One of the tasks I've taken on over the years is to go through the spam mail of people who no longer work at my agency and use them to make our filtering better.

What most people don't realize is how the great majority of the spam that an organization gets (at least any organization that I've ever seen) comes to employees that no longer work there.  This is just the reality of Spam, the spammers never give up and since their messages weren't asked for in the first place they have no idea when the person they are sending to has left. 

So once you get to the point where the number of employees who have left is greater than the number of employees that are currently employed you start to see these "ghost accounts" getting the majority of your spam.

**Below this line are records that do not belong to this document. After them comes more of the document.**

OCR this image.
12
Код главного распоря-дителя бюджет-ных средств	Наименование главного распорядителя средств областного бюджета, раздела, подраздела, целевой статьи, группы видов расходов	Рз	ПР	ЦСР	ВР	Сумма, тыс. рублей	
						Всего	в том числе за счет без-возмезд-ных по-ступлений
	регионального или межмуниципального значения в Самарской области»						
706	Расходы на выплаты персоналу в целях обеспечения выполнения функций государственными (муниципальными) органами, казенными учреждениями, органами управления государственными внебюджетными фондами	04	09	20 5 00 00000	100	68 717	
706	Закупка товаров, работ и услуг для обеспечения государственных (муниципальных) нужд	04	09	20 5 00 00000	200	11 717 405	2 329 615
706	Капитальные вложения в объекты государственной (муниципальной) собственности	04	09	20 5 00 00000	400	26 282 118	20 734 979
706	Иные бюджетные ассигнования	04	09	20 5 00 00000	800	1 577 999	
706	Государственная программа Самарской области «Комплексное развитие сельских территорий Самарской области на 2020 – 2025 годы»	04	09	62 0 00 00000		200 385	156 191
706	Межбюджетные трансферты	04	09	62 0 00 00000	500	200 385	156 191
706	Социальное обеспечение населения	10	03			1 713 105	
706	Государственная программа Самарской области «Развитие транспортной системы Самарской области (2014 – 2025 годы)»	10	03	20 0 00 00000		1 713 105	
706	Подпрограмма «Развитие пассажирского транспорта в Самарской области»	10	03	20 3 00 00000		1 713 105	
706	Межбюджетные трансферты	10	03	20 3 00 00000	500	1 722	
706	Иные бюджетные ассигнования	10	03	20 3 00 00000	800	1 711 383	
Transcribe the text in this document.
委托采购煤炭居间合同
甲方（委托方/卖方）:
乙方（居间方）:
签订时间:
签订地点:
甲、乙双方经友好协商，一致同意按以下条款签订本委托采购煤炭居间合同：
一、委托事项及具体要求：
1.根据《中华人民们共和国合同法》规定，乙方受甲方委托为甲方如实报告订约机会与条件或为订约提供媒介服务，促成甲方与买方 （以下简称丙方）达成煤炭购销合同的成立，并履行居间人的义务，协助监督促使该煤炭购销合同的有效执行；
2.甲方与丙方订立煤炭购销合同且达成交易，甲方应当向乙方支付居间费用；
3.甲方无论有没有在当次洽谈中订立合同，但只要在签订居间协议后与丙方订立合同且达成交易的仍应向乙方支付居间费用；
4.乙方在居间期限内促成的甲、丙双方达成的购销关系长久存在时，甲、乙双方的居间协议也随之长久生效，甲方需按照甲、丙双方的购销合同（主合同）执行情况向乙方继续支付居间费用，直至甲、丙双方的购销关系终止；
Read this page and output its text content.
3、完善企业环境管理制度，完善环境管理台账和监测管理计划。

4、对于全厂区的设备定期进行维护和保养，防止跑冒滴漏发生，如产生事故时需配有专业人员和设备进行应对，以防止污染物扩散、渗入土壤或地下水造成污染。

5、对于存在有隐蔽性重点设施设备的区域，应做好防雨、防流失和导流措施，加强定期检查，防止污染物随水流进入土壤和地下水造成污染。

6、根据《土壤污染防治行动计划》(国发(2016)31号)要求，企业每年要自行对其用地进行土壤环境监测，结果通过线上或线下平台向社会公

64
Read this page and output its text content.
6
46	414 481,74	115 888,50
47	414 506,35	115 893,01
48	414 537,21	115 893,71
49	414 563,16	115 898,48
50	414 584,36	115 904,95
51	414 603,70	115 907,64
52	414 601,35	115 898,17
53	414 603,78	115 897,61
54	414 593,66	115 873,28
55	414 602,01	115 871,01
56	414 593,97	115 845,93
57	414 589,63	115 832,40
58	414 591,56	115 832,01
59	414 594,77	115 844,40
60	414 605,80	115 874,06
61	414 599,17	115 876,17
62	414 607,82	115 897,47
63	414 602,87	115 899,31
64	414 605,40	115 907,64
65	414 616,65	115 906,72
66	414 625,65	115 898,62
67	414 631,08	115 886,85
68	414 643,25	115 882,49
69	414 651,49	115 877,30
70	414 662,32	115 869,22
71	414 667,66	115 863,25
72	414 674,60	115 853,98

As a policy we forward someone's mail to their replacement and/or boss for the first 6 months and then relegate it to a spam account after that (the spam account has an "out of office" type message saying that employee no longer works with us).  From there these accounts continue to receive mail for, well, I assume forever.

At this point the spam account receives a message every 3 seconds or so.

The one advantage to this otherwise annoying situation is that it provides you with a good way to (a) detect spam and (b) test your filters reliability.  This is more helpful than you might think because spam filtering is almost impossible to gauge with existing users. 

I've always likened configuration of a spam filter to someone handing you a box that contains something you know how to fix.  They then seal up the box and cut two holes in the side just big enough for your hands to get through and tell you to stick your hands into the box and fix the thing. 

That's basically what spam filtering is.  I can see what's going on outside but I can't (ethically not technically) look into the user's mail box so I'm forced to guess my way through to an effective strategy. 

But by redirecting all these old accounts to a central Spam folder I can go through them and try to refine the spam filtering.  Usually what I do is to use the keyword filtering to increase our ability to catch spam.  This works in two ways...

  1. It allows me to see the various euphemisms for sex and male genitalia and block mail with them in it (Baysian Filtering can be surprisingly dense).  So I block all the "se>.<u@1s" and all the "organ/instrument/device/participle" talk.  All of which increases our catch level tremendously.
  2. Even more effective it allows me to block the URLs.  In the end every spam message is trying to get you to go somewhere and in every one of those situations that URL is something that can be blocked.  At this point I must have a collection of 2000+ bogus urls that we block in e-mails.  One trick here though, most spammers will put the url at the end of a sentence because a text filter sees a difference between "http://www.fakeurl.com" and "http://www.fakeurl.com." So you'll see them cycle through with  "http://www.fakeurl.com!" and "http://www.fakeurl.com?"  To be effective you have to make sure you get every one.

There are other tricks that you pick up as you go along but those two alone will get you pretty far.  At this point my keyword checker outpaces the Baysian Filter by about 4-to-1.

One caution though, don't go overboard.  There's no legit reason for an e-mail to have "Sexual Organ" in it but there are plenty of reasons for just the word "Organ".  Be specific as possible or you'll end up costing users more than you benefit them.